[ad_1]
Carlina Teteris | instant | Getty Images
Roth accounts are available in more 401 (k) plans than ever before. Savers for retirement don’t rush.
About 75% of employers with a 401 (k) workplace allowed employees to save money on a Roth account in 2019, up from 69% the year before and 46% a decade earlier, according to the latest data. most recent from the Plan Sponsor Council of America. .
Yet the share of 401 (k) investors saving in a Roth account remains stubbornly low.
About a quarter of 401 (k) investors do – a share that has been fairly stable in recent years, according to Nevin Adams, head of research at the American Retirement Association, a trade group that includes the Council.
More from Personal Finance:
Social Security Cost of Living Adjustment May Not Increase Retiree Budgets
Half of young investors have invested their stimulus money
Private foundation, donor advised fund, or both?
A Roth 401 (k) is a type of after-tax account. Savers pay tax up front on contributions; they pay no tax on contributions or investment income when they withdraw funds in retirement.
This is different from traditional pre-tax savings, where savers get tax relief up front but pay later. Workers can contribute up to $ 19,500 to their 401 (k) this year between the two types of accounts. (People 50 and over can save an additional $ 6,500.)
“We have found that the Roth is so underutilized,” said Ellen Lander, director and founder of Renaissance Benefit Advisors Group, based in Pearl River, New York. “It’s amazing to me how many misunderstandings there are.”
Benefits of Roth
Roth 401 (k) contributions make sense to investors who are likely in a lower tax bracket than they were when they retired. (They would build up a bigger nest egg by paying taxes now at lower rates.)
Of course, it is impossible to know what the tax rates will be or his exact financial position in retirement, which may be decades away.
However, there are a few guiding principles.

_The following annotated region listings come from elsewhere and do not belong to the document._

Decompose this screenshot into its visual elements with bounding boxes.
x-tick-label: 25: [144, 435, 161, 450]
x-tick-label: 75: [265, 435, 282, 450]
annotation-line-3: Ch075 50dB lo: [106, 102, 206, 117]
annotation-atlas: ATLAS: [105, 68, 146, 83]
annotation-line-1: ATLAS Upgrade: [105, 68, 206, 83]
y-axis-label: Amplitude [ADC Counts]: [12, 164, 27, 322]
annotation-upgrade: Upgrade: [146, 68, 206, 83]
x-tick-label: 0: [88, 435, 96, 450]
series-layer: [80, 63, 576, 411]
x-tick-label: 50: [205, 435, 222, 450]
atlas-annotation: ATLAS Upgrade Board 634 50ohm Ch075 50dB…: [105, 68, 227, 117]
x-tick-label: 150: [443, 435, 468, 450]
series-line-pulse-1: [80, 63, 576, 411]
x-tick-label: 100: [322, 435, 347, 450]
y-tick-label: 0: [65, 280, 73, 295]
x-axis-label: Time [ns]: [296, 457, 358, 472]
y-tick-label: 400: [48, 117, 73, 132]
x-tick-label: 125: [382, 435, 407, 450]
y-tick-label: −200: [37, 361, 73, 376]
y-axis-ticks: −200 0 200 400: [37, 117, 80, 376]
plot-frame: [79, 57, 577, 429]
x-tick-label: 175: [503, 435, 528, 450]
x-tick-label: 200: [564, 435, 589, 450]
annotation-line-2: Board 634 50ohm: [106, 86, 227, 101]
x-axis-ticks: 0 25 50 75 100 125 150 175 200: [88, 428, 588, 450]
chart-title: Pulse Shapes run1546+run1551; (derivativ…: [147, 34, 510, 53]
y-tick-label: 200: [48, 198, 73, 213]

For example, Roth accounts will generally make sense to young people, especially those new to the workforce, who will likely have their highest paying years ahead of them.
“It might be the best decision they make,” Lander said. “If you have the ability to capitalize your money for 20 to 30 years tax-free, that’s huge.”
Some may avoid a Roth because they assume their expenses – and therefore their tax bracket – will go down when they retire. But that doesn’t always happen, according to financial advisers.
And Roth accounts have benefits beyond tax savings.
On the one hand, savers do not need to withdraw the required minimum distributions from Roth accounts, unlike traditional pre-tax 401 (k) accounts. Savers can also reduce their Medicare Part B premiums, which are based on taxable income at retirement; Roth accounts, which generate tax-free income, can help keep income below certain thresholds above which premiums can rise dramatically.
Some advisers recommend earmarking both pre-tax and Roth 401 (k) savings, regardless of age, as coverage. About 70% of 401 (k) plans allow both, according to the Plan Sponsor Council of America.
“It’s not just about taxes, it’s about flexibility,” Lander said. “We were taught to diversify investments.
“We should diversify our tax strategy.
Roadblocks
Despite the benefits, there are several reasons why people may not make Roth contributions.
Auto-enrollment has become a popular feature of 401 (k) plans – around 60% of plans use it. Often companies don’t set Roth savings as the default option, which means employees should proactively change their allocation.
“Where is all the new money going?” Adamas said, referring to the automatic enrollment. “Everything is in the default values.
“As far as tax treatment is concerned, it comes before tax.”
Additionally, employers that match 401 (k) savings do so in the pre-tax savings compartment.
Employees may also not be aware of the Roth option; if they are, inertia can be a stumbling block for action.
High incomes may mistakenly think that there are income limits for contributing to a Roth 401 (k), as is the case with a Roth individual retirement account. But this is not the case.
Others are hesitant because they believe Congress will change tax rules in the future and double previously taxed Roth funds, Adams said.
“They fear the government will change its mind,” he said. “I think that’s a distant concern.
“But people are very worried all the time.”